Norbert Elgert

Personal information
- Date of birth: 13 January 1957 (age 68)
- Place of birth: Gelsenkirchen, Germany
- Height: 1.78 m (5 ft 10 in)
- Position: Forward

Youth career
- –1975: Westfalia Westerkappeln

Senior career*
- Years: Team / Apps / (Gls)
- 1975: Schalke 04 / 3 / (0)
- 1975–1978: Westfalia Herne / 14 / (3)
- 1978–1982: Schalke 04 / 74 / (17)
- 1982: VfL Osnabrück / 1 / (0)
- 1982–1985: Wattenscheid 09 / 61 / (16)
- 1985–1990: SuS Dinslaken

Managerial career
- 1990–1992: SV Schermbeck
- 1993: SuS Dinslaken
- 1993–1995: Wattenscheid 09 U19
- 1995–1996: FC Rhade
- 1996–2002: Schalke 04 U19
- 2002–2003: Schalke 04 (assistant)
- 2003–: Schalke 04 U19

= Norbert Elgert =

German footballer and manager

Norbert Elgert (born 13 January 1957) is a German football manager and former player.

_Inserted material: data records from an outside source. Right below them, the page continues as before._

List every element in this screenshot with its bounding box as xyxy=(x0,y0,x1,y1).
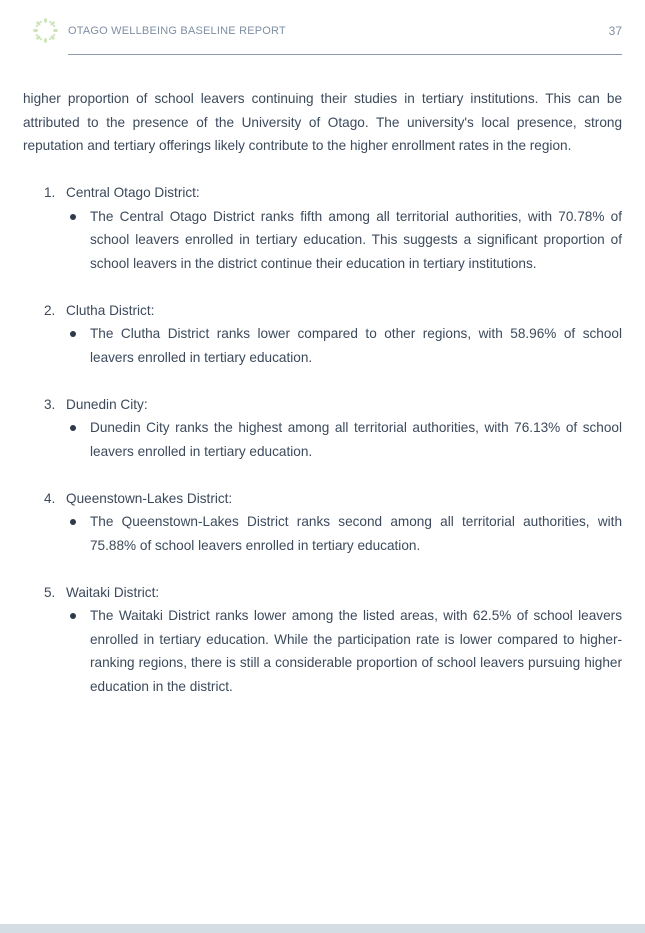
list-item xyxy=(23,487,622,558)
bullet-icon xyxy=(70,214,76,220)
bullet-item xyxy=(23,205,622,276)
list-item xyxy=(23,299,622,370)
footer-bar xyxy=(0,924,645,933)
bullet-list xyxy=(23,510,622,557)
bullet-item xyxy=(23,322,622,369)
bullet-list xyxy=(23,322,622,369)
list-item-number: 4. xyxy=(44,490,56,506)
bullet-icon xyxy=(70,425,76,431)
list-item xyxy=(23,581,622,699)
bullet-item xyxy=(23,510,622,557)
list-item-heading xyxy=(23,487,622,511)
intro-paragraph: higher proportion of school leavers continuing their studies in tertiary institutions. This can be attributed to the presence of the University of Otago. The university's local presence, strong reputation and tertiary offerings likely contribute to the higher enrollment rates in the region. xyxy=(23,91,622,153)
bullet-list xyxy=(23,205,622,276)
bullet-icon xyxy=(70,519,76,525)
bullet-icon xyxy=(70,613,76,619)
list-item-heading xyxy=(23,299,622,323)
page-content xyxy=(23,87,622,722)
district-name: Waitaki District: xyxy=(66,584,160,600)
district-name: Clutha District: xyxy=(66,302,155,318)
page-header xyxy=(0,0,645,56)
list-item-number: 2. xyxy=(44,302,56,318)
list-item-number: 5. xyxy=(44,584,56,600)
bullet-text: The Queenstown-Lakes District ranks second among all territorial authorities, with 75.88% of school leavers enrolled in tertiary education. xyxy=(90,514,622,553)
bullet-icon xyxy=(70,331,76,337)
bullet-list xyxy=(23,416,622,463)
list-item-heading xyxy=(23,393,622,417)
list-item xyxy=(23,393,622,464)
header-divider xyxy=(68,54,622,55)
bullet-text: Dunedin City ranks the highest among all territorial authorities, with 76.13% of school leavers enrolled in tertiary education. xyxy=(90,420,622,459)
page-number: 37 xyxy=(608,24,622,38)
list-item-number: 3. xyxy=(44,396,56,412)
list-item-number: 1. xyxy=(44,185,56,200)
list-item xyxy=(23,181,622,275)
leaf-wreath-logo-icon xyxy=(33,18,58,43)
district-list xyxy=(23,181,622,698)
list-item-heading xyxy=(23,181,622,205)
list-item-heading xyxy=(23,581,622,605)
district-name: Queenstown-Lakes District: xyxy=(66,490,233,506)
bullet-item xyxy=(23,604,622,698)
district-name: Dunedin City: xyxy=(66,396,148,412)
report-title: OTAGO WELLBEING BASELINE REPORT xyxy=(68,25,286,37)
bullet-text: The Clutha District ranks lower compared to other regions, with 58.96% of school leavers enrolled in tertiary education. xyxy=(90,326,622,365)
bullet-item xyxy=(23,416,622,463)
bullet-text: The Central Otago District ranks fifth among all territorial authorities, with 70.78% of school leavers enrolled in tertiary education. This suggests a significant proportion of school leavers in the district continue their education in tertiary institutions. xyxy=(90,208,622,271)
bullet-text: The Waitaki District ranks lower among the listed areas, with 62.5% of school leavers enrolled in tertiary education. While the participation rate is lower compared to higher-ranking regions, there is still a considerable proportion of school leavers pursuing higher education in the district. xyxy=(90,608,622,694)
bullet-list xyxy=(23,604,622,698)
district-name: Central Otago District: xyxy=(66,185,200,200)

He is the manager of the U19 team of Schalke 04 since 1996 (with a short interruption).

Elgert won the German U19 championship with the team in 2006, 2012 and 2015.

He coached the later German world champions Mesut Özil, Manuel Neuer, Benedikt Höwedes and Julian Draxler as well as Leroy Sané, Joël Matip and Sead Kolašinac.

In 2013, he was named the German coach of the year by the German Football Association.

He is a member of the Schalke Hall of Fame ("Ehrenkabine").